Se il mondo delle scarpe è in subbuglio, quello dei mobili non è da meno. «Noi stiamo alle regole, abbiamo riaperto solo il magazzino per le forniture e ci vanno bene sia il 27 che il 4 maggio - dice Fabiana Scavolini da Montelabbate -. Da una parte vorremmo partire perché una parte del nostro mercato internazionale va avanti. Se il primo paese del mobiliero, ovvero la Germania, è aperto ci mette in svantaggio. Però l’Italia completamente ferma ci fa dire: partiamo quando lo fanno tutti e quando potremo riaprire i negozi. Basta che si faccia tutti insieme. Sicurezza? Noi ci siamo: tutto codificato, distanziamento, dispositivi di protezione, entrate scaglionate». Un altro che è allineato è Alvaro Cesaroni di Sigma, la perla fermana che produce bancomat e ticketing machine ad Altidona: «La sicurezza che chiede Ceriscioli da noi c’è, anche senza allestire nuovi turni. La unit progettazioni va avanti da casa, gli altri in ferie. Una settimana in più o in meno non ci cambia la vita. Il disastro ormai c’è stato». 

Tra chi vuole riaprire, non solo le Marche ma anche il Paese, è Roberta Fileni: 2.000 dipendenti con il 10% in più a tutti sulla paga oraria «come premio per lo sforzo fatto per garantire il numero accresciuto di commesse più l’assicurazione anti Covid-19». La benedizione di guidare il terzo player nazionale nel settore delle carni avicole e un’attività mai interrotta non le fa dimenticare il resto: «Aprire, aprire. Sicurezza? Noi eravamo già al top per ragioni igieniche di lavorazione del cibo. Però abbiamo anche modificato i layout e i turni». Lavora anche Hp Composites di Ascoli, gioiellino da 560 dipendenti che tratta il carbonio per automotive e aerospaziale: «Abbiamo chiuso una settimana dal 26 al 3 aprile - spiega Abramo Levato - e pensavamo che nel nostro settore non ci sarebbero stati problemi. Invece poi si sono fermate la Francia e la Germania. Quanto ci stanno a cuore i dipendenti? È scritto nella scelta di rinnovare i 160 interinali che avevamo in scadenza a fine marzo fino a fine maggio. Oltre che per la sicurezza, naturalmente». 

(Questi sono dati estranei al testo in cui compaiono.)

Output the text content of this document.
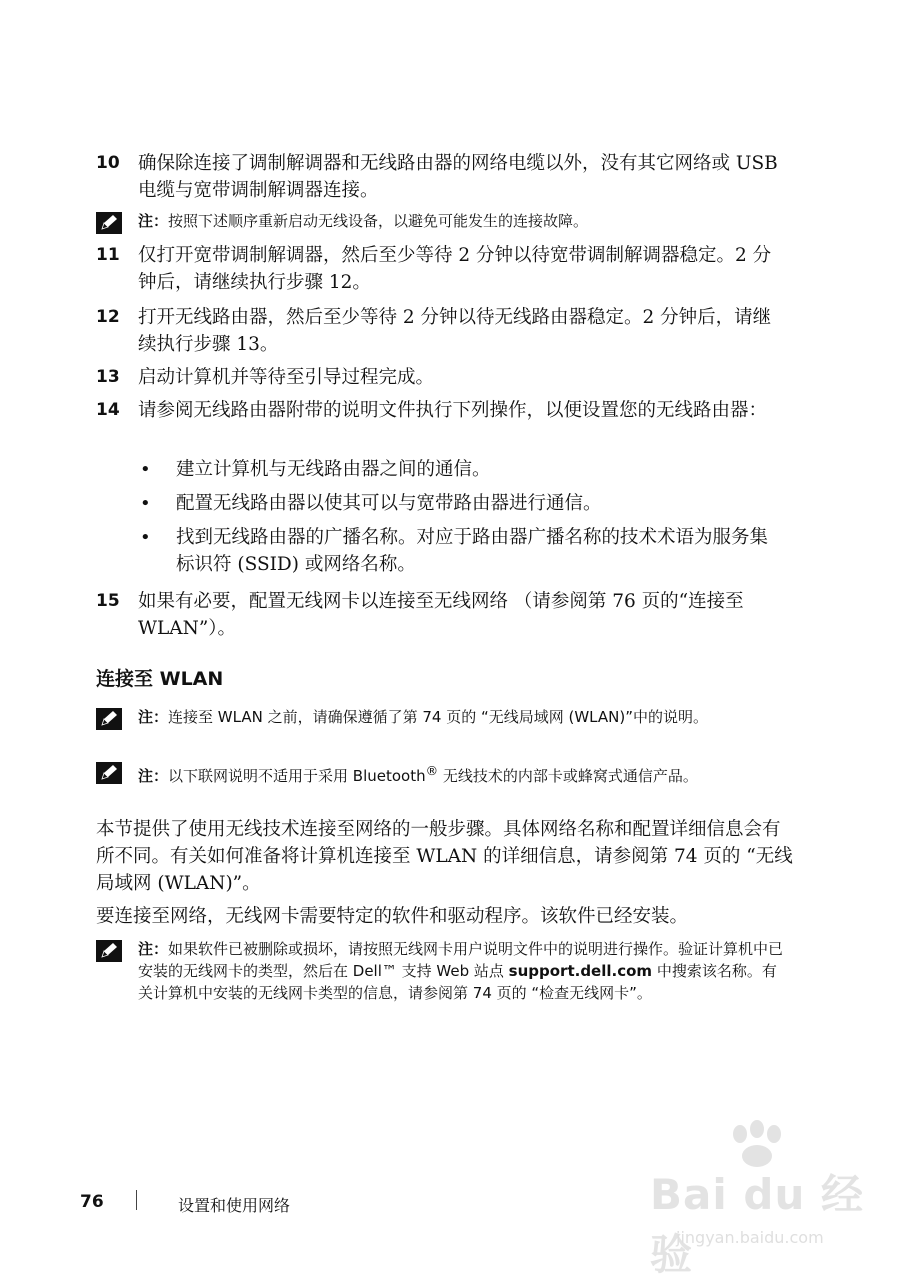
10 确保除连接了调制解调器和无线路由器的网络电缆以外，没有其它网络或 USB 电缆与宽带调制解调器连接。
注：按照下述顺序重新启动无线设备，以避免可能发生的连接故障。
11 仅打开宽带调制解调器，然后至少等待 2 分钟以待宽带调制解调器稳定。2 分钟后，请继续执行步骤 12。
12 打开无线路由器，然后至少等待 2 分钟以待无线路由器稳定。2 分钟后，请继续执行步骤 13。
13 启动计算机并等待至引导过程完成。
14 请参阅无线路由器附带的说明文件执行下列操作，以便设置您的无线路由器：
• 建立计算机与无线路由器之间的通信。
• 配置无线路由器以使其可以与宽带路由器进行通信。
• 找到无线路由器的广播名称。对应于路由器广播名称的技术术语为服务集标识符 (SSID) 或网络名称。
15 如果有必要，配置无线网卡以连接至无线网络 （请参阅第 76 页的“连接至 WLAN”）。
连接至 WLAN
注：连接至 WLAN 之前，请确保遵循了第 74 页的 “无线局域网 (WLAN)”中的说明。
注：以下联网说明不适用于采用 Bluetooth® 无线技术的内部卡或蜂窝式通信产品。
本节提供了使用无线技术连接至网络的一般步骤。具体网络名称和配置详细信息会有所不同。有关如何准备将计算机连接至 WLAN 的详细信息，请参阅第 74 页的 “无线局域网 (WLAN)”。
要连接至网络，无线网卡需要特定的软件和驱动程序。该软件已经安装。
注：如果软件已被删除或损坏，请按照无线网卡用户说明文件中的说明进行操作。验证计算机中已安装的无线网卡的类型，然后在 Dell™ 支持 Web 站点 support.dell.com 中搜索该名称。有关计算机中安装的无线网卡类型的信息，请参阅第 74 页的 “检查无线网卡”。
76	设置和使用网络	Bai du 经验
jingyan.baidu.com
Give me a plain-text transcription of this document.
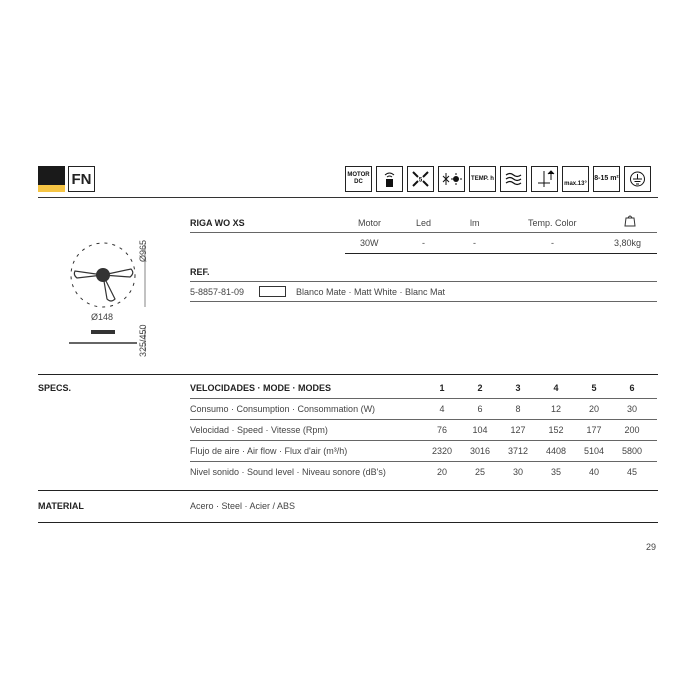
FN	MOTOR DC	5	TEMP. h
max.13°
8-15 m²
Ø965
Ø148
325/450
RIGA WO XS	Motor	Led	lm	Temp. Color
30W	-	-	-	3,80kg
REF.
5-8857-81-09	Blanco Mate · Matt White · Blanc Mat
SPECS.	VELOCIDADES · MODE · MODES	1	2	3	4	5	6
Consumo · Consumption · Consommation (W)	4	6	8	12	20	30
Velocidad · Speed · Vitesse (Rpm)	76	104	127	152	177	200
Flujo de aire · Air flow · Flux d'air (m³/h)	2320	3016	3712	4408	5104	5800
Nivel sonido · Sound level · Niveau sonore (dB's)	20	25	30	35	40	45
MATERIAL	Acero · Steel · Acier / ABS
29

Gran finale per l’innovatore Enrico Loccioni che non ha «mai chiuso perché molti nostri clienti operano in filiere strategiche o aerospaziali».

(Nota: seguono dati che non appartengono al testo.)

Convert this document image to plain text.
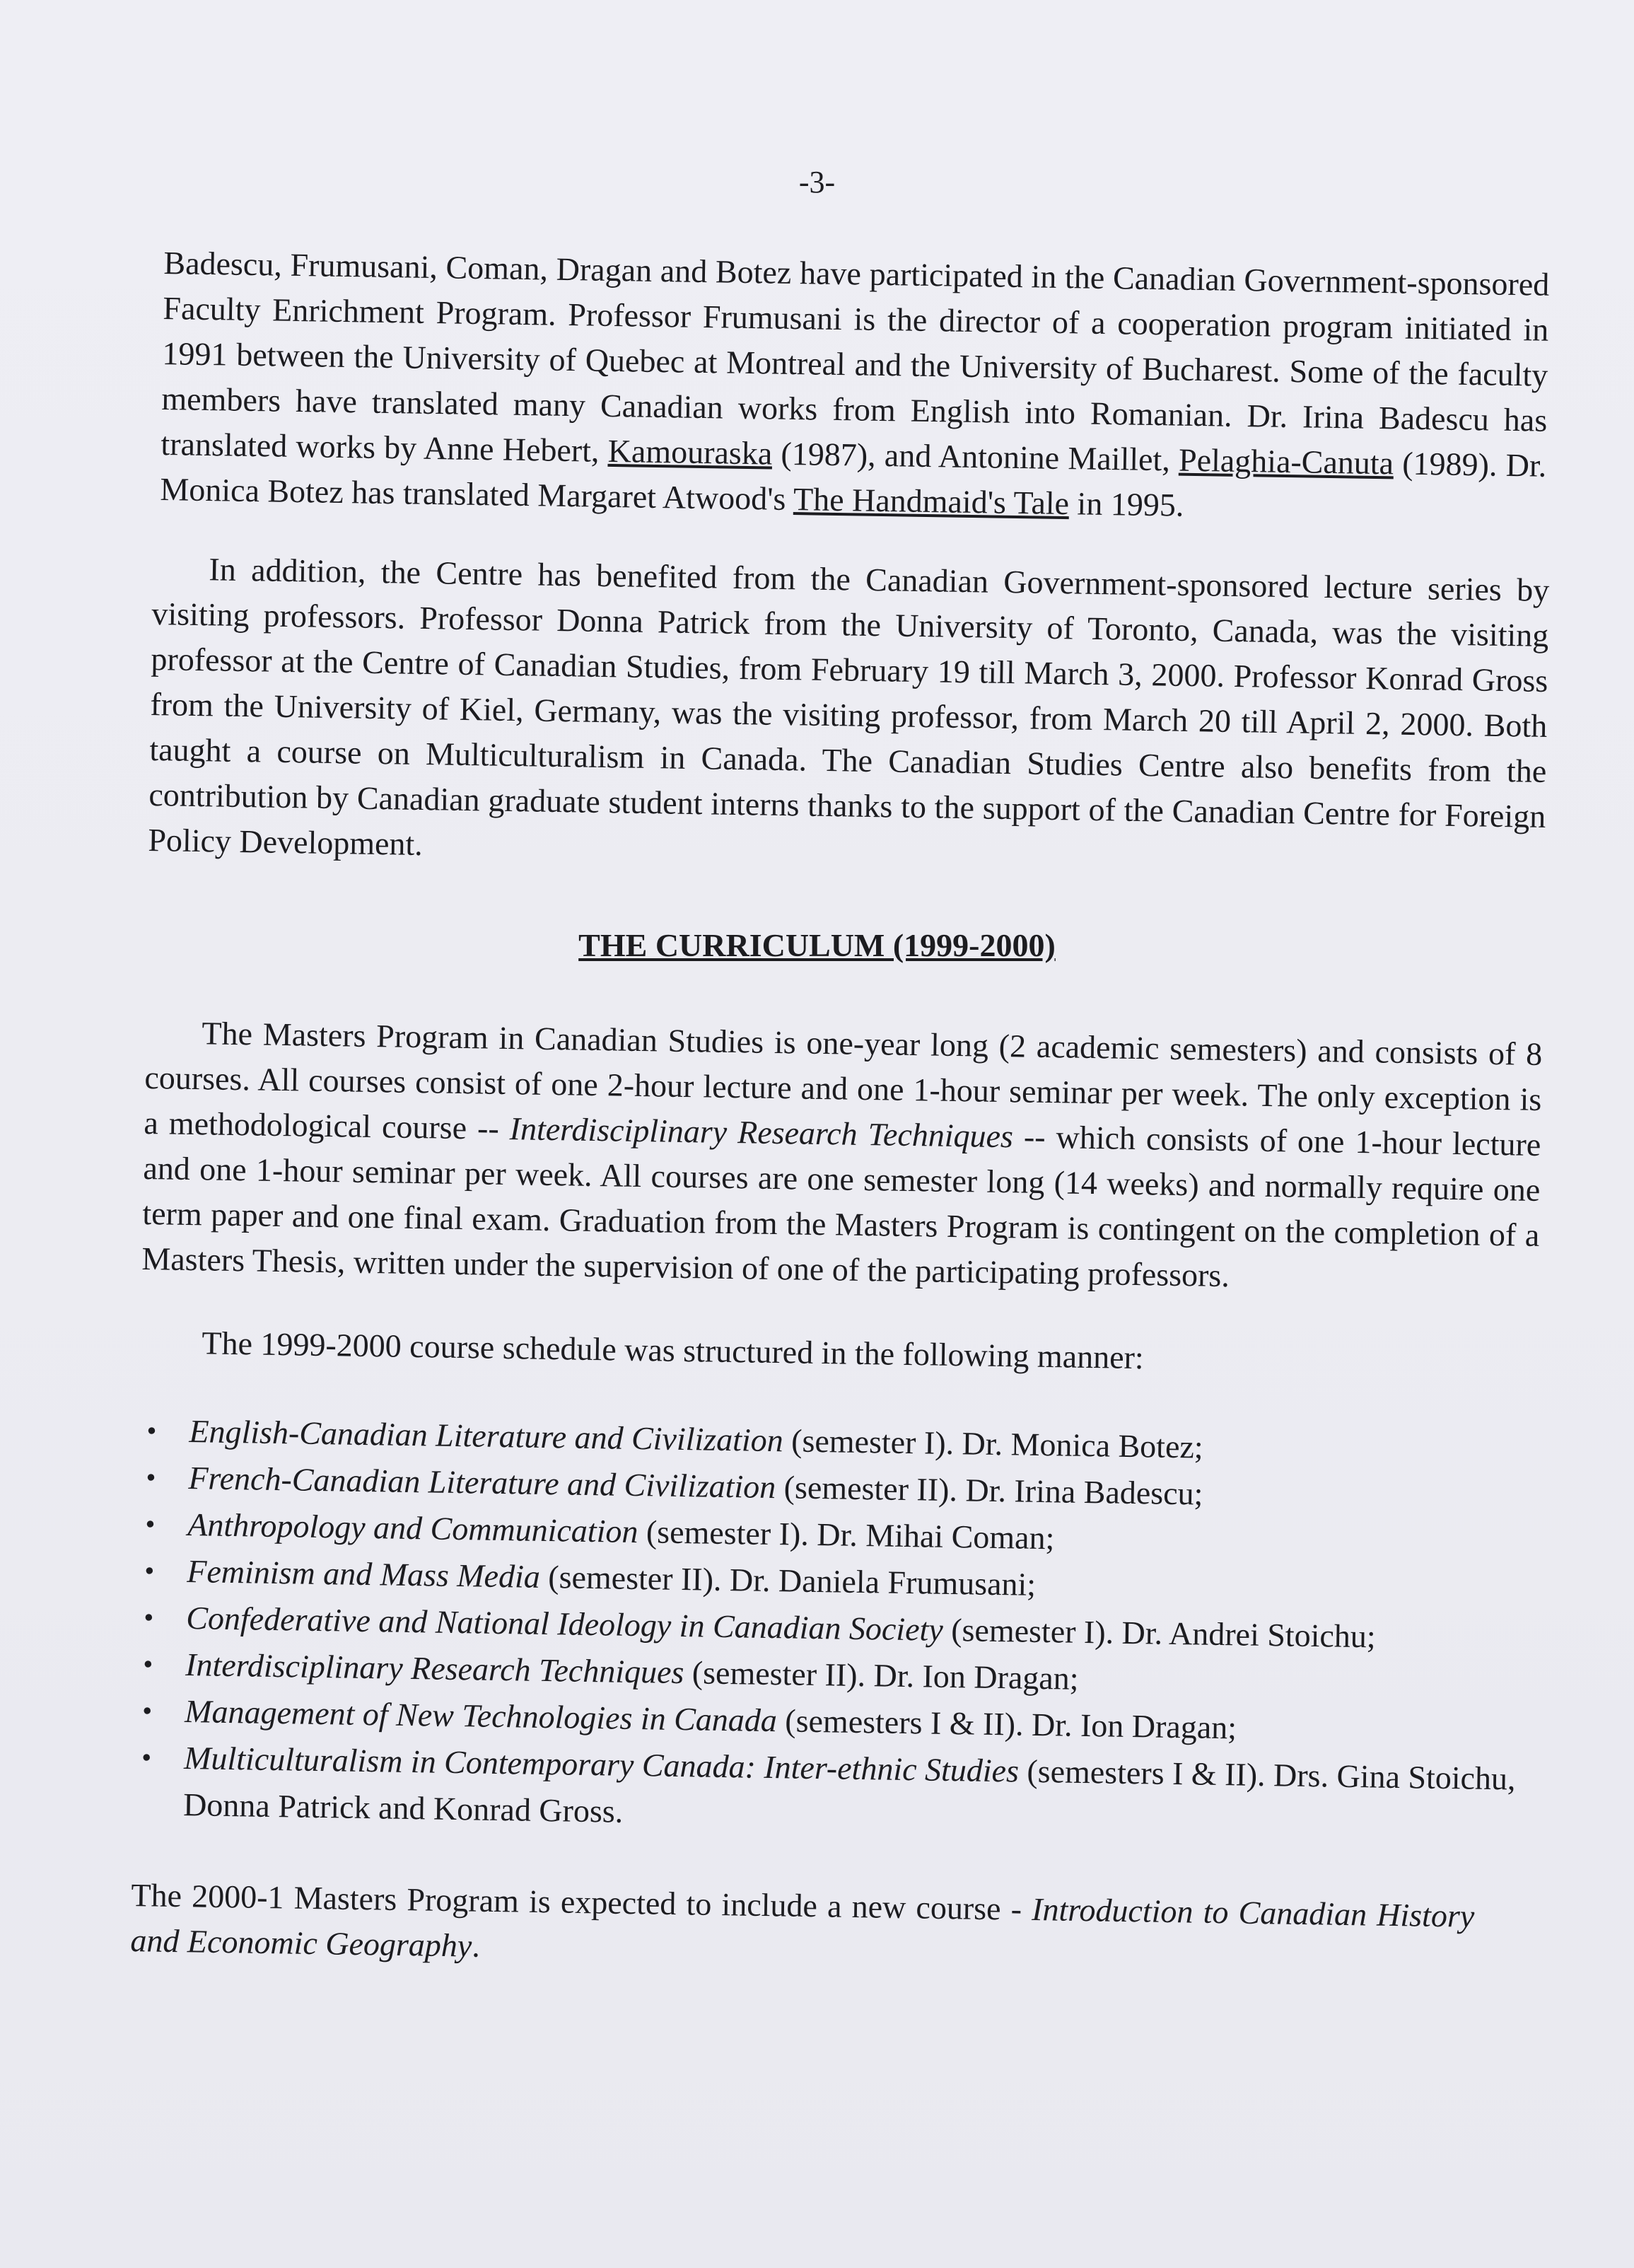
-3-

Badescu, Frumusani, Coman, Dragan and Botez have participated in the Canadian Government-sponsored Faculty Enrichment Program. Professor Frumusani is the director of a cooperation program initiated in 1991 between the University of Quebec at Montreal and the University of Bucharest. Some of the faculty members have translated many Canadian works from English into Romanian. Dr. Irina Badescu has translated works by Anne Hebert, Kamouraska (1987), and Antonine Maillet, Pelaghia-Canuta (1989). Dr. Monica Botez has translated Margaret Atwood's The Handmaid's Tale in 1995.

In addition, the Centre has benefited from the Canadian Government-sponsored lecture series by visiting professors. Professor Donna Patrick from the University of Toronto, Canada, was the visiting professor at the Centre of Canadian Studies, from February 19 till March 3, 2000. Professor Konrad Gross from the University of Kiel, Germany, was the visiting professor, from March 20 till April 2, 2000. Both taught a course on Multiculturalism in Canada. The Canadian Studies Centre also benefits from the contribution by Canadian graduate student interns thanks to the support of the Canadian Centre for Foreign Policy Development.

THE CURRICULUM (1999-2000)

The Masters Program in Canadian Studies is one-year long (2 academic semesters) and consists of 8 courses. All courses consist of one 2-hour lecture and one 1-hour seminar per week. The only exception is a methodological course -- Interdisciplinary Research Techniques -- which consists of one 1-hour lecture and one 1-hour seminar per week. All courses are one semester long (14 weeks) and normally require one term paper and one final exam. Graduation from the Masters Program is contingent on the completion of a Masters Thesis, written under the supervision of one of the participating professors.

The 1999-2000 course schedule was structured in the following manner:

• English-Canadian Literature and Civilization (semester I). Dr. Monica Botez;
• French-Canadian Literature and Civilization (semester II). Dr. Irina Badescu;
• Anthropology and Communication (semester I). Dr. Mihai Coman;
• Feminism and Mass Media (semester II). Dr. Daniela Frumusani;
• Confederative and National Ideology in Canadian Society (semester I). Dr. Andrei Stoichu;
• Interdisciplinary Research Techniques (semester II). Dr. Ion Dragan;
• Management of New Technologies in Canada (semesters I & II). Dr. Ion Dragan;
• Multiculturalism in Contemporary Canada: Inter-ethnic Studies (semesters I & II). Drs. Gina Stoichu, Donna Patrick and Konrad Gross.

The 2000-1 Masters Program is expected to include a new course - Introduction to Canadian History and Economic Geography.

In termini di visione lancia due macigni: «C’è qualcuno che pensa a come fermare lo spopolamento delle aree interne? Tra un po’ ci saranno solo persone di 80 anni». E allora lancia una provocazione che potrebbe diventare anche qualcosa di più se qualcuno in Regione avesse lo sguardo lungo: «I miei amici del Nord mi dicono che su non c’è più spazio, le aziende sono una sopra all’altra: invitiamole a spostarsi qua, dove ci sono i capannoni vuoti e una qualità della vita migliore».